I did some more readings on the release process for this repository, namely the overlay strategies and go/pdcsi-oss-release-process (linked to by the repository README). I think we should take a step back and talk through the release pipeline.
Strictly speaking, this PR doesn't introduce new functionalities, so it can be considered a patch, not a new minor release. In this case, this PR should only update the development overlays (dev and noauth-debug) and nothing else. Then, we need to merge this PR to master and cherry pick the change into the release 1.8 branch, which is currently in prerelease, and release the updated driver as v1.8.0-rc2.
Once the new prerelease is generated, we can create a separate PR to update the prow-stable-sidecar-rc-master overlay to use the rc2 prerelease and ensure that tests are green.

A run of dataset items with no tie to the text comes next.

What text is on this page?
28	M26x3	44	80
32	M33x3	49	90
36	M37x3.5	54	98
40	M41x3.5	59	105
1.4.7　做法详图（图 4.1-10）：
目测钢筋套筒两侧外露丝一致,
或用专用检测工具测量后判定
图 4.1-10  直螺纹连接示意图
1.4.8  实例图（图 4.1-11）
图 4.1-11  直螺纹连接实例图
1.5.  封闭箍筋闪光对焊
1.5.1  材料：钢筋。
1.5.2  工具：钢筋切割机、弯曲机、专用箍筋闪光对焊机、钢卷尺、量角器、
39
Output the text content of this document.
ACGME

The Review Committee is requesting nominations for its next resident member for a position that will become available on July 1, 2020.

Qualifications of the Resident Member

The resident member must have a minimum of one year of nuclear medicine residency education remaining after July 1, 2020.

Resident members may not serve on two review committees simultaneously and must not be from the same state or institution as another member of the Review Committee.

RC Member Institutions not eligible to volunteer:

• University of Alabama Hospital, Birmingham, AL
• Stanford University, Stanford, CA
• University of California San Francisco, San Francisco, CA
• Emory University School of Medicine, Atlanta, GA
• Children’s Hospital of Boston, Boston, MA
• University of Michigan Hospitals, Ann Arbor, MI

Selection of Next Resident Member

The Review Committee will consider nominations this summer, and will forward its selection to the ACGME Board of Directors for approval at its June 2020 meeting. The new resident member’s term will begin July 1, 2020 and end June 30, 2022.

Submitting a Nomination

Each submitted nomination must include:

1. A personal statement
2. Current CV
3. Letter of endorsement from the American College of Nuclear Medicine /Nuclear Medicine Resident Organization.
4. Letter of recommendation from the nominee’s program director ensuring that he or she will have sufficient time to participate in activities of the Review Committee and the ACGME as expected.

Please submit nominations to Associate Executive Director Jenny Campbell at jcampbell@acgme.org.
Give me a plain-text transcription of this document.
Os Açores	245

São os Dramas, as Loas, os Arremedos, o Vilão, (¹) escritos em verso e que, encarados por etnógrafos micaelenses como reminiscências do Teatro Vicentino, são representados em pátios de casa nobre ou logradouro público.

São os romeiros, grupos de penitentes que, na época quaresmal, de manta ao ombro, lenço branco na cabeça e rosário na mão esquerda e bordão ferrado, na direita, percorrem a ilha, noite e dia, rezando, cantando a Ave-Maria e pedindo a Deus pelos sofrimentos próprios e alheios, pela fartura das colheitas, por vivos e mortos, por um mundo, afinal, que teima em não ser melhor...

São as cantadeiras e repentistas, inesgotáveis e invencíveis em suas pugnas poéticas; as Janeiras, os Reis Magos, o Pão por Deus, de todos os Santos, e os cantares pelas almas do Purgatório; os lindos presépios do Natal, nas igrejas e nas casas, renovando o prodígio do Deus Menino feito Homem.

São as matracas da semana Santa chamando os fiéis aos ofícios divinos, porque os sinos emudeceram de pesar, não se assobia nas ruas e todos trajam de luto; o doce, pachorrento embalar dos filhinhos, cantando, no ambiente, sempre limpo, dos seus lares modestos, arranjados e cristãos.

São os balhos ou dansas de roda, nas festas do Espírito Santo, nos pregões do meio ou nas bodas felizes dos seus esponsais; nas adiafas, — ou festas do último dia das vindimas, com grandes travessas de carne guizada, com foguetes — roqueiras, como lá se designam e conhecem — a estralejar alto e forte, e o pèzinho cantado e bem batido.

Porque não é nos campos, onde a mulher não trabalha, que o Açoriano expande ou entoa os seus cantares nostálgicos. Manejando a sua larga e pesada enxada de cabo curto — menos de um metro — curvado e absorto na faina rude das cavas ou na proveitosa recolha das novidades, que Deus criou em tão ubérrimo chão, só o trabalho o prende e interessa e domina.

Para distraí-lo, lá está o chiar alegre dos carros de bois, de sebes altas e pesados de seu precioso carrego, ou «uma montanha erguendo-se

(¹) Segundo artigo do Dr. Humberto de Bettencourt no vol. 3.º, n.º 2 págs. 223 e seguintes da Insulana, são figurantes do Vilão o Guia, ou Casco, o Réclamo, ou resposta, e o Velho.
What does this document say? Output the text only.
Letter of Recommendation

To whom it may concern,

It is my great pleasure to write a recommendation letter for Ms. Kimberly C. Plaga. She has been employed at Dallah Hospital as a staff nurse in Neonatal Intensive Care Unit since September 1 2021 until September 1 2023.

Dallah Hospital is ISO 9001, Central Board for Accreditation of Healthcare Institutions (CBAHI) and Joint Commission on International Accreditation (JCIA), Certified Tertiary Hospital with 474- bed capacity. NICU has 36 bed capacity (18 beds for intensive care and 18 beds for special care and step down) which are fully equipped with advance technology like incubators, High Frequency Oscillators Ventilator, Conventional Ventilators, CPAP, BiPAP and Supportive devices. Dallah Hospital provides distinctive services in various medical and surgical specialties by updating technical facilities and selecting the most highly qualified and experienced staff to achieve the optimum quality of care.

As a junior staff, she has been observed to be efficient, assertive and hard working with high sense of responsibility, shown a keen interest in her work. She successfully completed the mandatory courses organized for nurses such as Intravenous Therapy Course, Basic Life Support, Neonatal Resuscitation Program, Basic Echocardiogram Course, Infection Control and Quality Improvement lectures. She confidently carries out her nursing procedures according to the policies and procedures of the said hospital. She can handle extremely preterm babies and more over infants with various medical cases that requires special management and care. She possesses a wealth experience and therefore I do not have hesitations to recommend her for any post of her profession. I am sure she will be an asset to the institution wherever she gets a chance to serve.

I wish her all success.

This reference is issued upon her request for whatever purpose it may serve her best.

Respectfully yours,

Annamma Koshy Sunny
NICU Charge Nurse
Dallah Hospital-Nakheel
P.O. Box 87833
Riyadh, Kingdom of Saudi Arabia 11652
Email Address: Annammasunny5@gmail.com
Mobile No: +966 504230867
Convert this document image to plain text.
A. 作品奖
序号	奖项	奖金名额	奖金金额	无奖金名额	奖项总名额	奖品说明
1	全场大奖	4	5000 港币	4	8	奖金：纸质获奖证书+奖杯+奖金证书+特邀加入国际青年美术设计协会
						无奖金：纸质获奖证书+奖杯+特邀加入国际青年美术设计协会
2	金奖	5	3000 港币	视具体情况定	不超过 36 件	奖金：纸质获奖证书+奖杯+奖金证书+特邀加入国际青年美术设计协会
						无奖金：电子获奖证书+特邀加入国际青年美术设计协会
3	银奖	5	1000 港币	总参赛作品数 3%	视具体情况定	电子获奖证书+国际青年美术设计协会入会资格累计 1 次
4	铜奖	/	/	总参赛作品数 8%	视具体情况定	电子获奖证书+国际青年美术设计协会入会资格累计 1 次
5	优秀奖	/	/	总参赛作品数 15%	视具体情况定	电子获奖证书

When ready to release, we can update all the relevant production overlays (stable-1-23, stable-1-24, and stable-master) to be the same as the prow-stable-sidecar-rc-master staging overlay.
Releasing stable-1-25 should be a separate process.
If we decide that this is a big enough change to merit its own minor version, then this release needs to be v1.9.0. We would have to go through the entire pre-release/release process. We should probably wait until v1.8 is stable before merging to master.
Let me know what you think. I'll go ahead and revert to the overlay changes I outlined (only dev and noauth-debug).